Selon une enquête de la Police métropolitaine de Tokyo, il y avait 174 agences en janvier 2016 proposant de tels services rien qu’à Tokyo. Depuis qu’un nombre important de ces pratiques ont été signalées suite au renforcement de la loi sur la protection de l’enfance, beaucoup d’entreprises du JK business n’ont plus de locaux fixes. Une connexion Internet et des bureaux à louer temporairement suffisent pour s’occuper des clients et des lycéennes grâce aux réseaux sociaux. Les utilisateurs peuvent choisir sur internet le lieu et la date de la rencontre, ainsi que d’autres critères. De l’autre côté, les lycéennes postulent à travers les sites d’offres d’emploi et les réseaux sociaux.

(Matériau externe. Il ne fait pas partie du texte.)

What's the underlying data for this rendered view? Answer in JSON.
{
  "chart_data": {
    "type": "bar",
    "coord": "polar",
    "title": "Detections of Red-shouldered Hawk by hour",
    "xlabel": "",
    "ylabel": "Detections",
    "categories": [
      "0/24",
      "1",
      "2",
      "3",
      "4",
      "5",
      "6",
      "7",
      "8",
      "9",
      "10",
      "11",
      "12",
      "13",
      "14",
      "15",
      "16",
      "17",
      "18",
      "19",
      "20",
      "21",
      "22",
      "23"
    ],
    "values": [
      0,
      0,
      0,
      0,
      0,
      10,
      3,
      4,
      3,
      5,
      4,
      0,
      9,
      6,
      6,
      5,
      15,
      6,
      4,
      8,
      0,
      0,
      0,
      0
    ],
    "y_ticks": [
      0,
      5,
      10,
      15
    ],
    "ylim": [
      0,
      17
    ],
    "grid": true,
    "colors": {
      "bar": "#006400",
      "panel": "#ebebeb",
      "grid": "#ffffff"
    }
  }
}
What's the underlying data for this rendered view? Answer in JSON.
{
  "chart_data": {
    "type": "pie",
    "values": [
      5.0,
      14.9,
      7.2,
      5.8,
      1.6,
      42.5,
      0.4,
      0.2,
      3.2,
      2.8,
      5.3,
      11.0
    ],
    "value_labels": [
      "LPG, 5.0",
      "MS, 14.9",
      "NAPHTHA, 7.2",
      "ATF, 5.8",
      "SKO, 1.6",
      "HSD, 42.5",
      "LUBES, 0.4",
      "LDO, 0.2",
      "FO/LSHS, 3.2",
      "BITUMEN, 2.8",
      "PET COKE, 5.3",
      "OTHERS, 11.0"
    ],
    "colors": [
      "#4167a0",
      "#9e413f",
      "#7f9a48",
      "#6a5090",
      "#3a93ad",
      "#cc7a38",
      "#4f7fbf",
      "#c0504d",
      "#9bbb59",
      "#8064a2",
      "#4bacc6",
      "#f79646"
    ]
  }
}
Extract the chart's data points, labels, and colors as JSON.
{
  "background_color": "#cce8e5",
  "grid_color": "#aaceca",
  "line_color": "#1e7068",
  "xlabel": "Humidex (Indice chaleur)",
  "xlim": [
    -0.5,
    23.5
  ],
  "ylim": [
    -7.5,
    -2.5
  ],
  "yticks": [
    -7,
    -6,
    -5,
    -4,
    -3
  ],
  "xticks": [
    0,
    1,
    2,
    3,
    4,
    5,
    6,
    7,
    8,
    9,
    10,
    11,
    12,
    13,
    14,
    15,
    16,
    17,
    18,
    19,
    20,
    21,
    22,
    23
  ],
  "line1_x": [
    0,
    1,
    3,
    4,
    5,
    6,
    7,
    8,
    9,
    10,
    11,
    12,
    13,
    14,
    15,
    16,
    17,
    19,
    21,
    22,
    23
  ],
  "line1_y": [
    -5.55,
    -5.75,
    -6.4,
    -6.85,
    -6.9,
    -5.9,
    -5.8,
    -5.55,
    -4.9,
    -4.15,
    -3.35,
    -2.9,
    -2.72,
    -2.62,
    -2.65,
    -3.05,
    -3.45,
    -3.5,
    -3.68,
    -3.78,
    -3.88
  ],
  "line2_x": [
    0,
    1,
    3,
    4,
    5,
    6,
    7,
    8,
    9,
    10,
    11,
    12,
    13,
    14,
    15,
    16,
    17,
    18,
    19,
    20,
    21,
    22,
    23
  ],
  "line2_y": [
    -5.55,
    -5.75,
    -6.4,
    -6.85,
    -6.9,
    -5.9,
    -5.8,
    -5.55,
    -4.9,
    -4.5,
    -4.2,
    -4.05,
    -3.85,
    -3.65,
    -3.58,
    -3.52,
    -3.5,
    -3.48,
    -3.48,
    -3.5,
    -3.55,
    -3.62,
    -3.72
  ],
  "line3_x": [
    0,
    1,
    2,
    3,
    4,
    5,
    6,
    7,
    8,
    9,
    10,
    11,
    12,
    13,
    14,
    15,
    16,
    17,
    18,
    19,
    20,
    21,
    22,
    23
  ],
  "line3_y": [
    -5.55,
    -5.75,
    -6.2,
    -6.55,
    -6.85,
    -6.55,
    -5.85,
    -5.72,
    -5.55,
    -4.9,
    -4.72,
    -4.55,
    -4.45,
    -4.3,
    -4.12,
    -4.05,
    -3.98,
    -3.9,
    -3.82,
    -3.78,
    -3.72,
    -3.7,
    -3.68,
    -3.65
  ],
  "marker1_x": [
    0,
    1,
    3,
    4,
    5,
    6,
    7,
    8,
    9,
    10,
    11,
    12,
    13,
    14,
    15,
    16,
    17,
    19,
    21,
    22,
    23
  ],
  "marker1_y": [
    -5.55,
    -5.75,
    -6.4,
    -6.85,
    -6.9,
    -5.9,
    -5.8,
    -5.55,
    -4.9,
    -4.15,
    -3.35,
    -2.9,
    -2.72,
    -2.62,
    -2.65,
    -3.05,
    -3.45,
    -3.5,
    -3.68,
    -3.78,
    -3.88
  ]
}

Aucun sentiment de culpabilité pour certaines
Voici des exemples d’offres d’emploi que l’on peut trouver sur les sites spécialisés dans ce domaine :
« Nous recrutons des lycéennes pour travailler comme guide accompagnatrice ! Salaire horaire élevé garanti si vous postulez maintenant. Beaucoup de lycéennes gagnent plus de 20 000 yens en travaillant trois heures par jour ! »
« CV non requis. Date et heure de l’entretien selon votre convenance. Nous garantissons qu’aucune information personnelle ne sera divulguée. »
« Postulez en toute simplicité. Gagnez de l’argent facilement pendant votre temps libre. Nous sommes associés à des agences artistiques et beaucoup de nos employées trouvent du travail comme mannequin ou dans les médias. »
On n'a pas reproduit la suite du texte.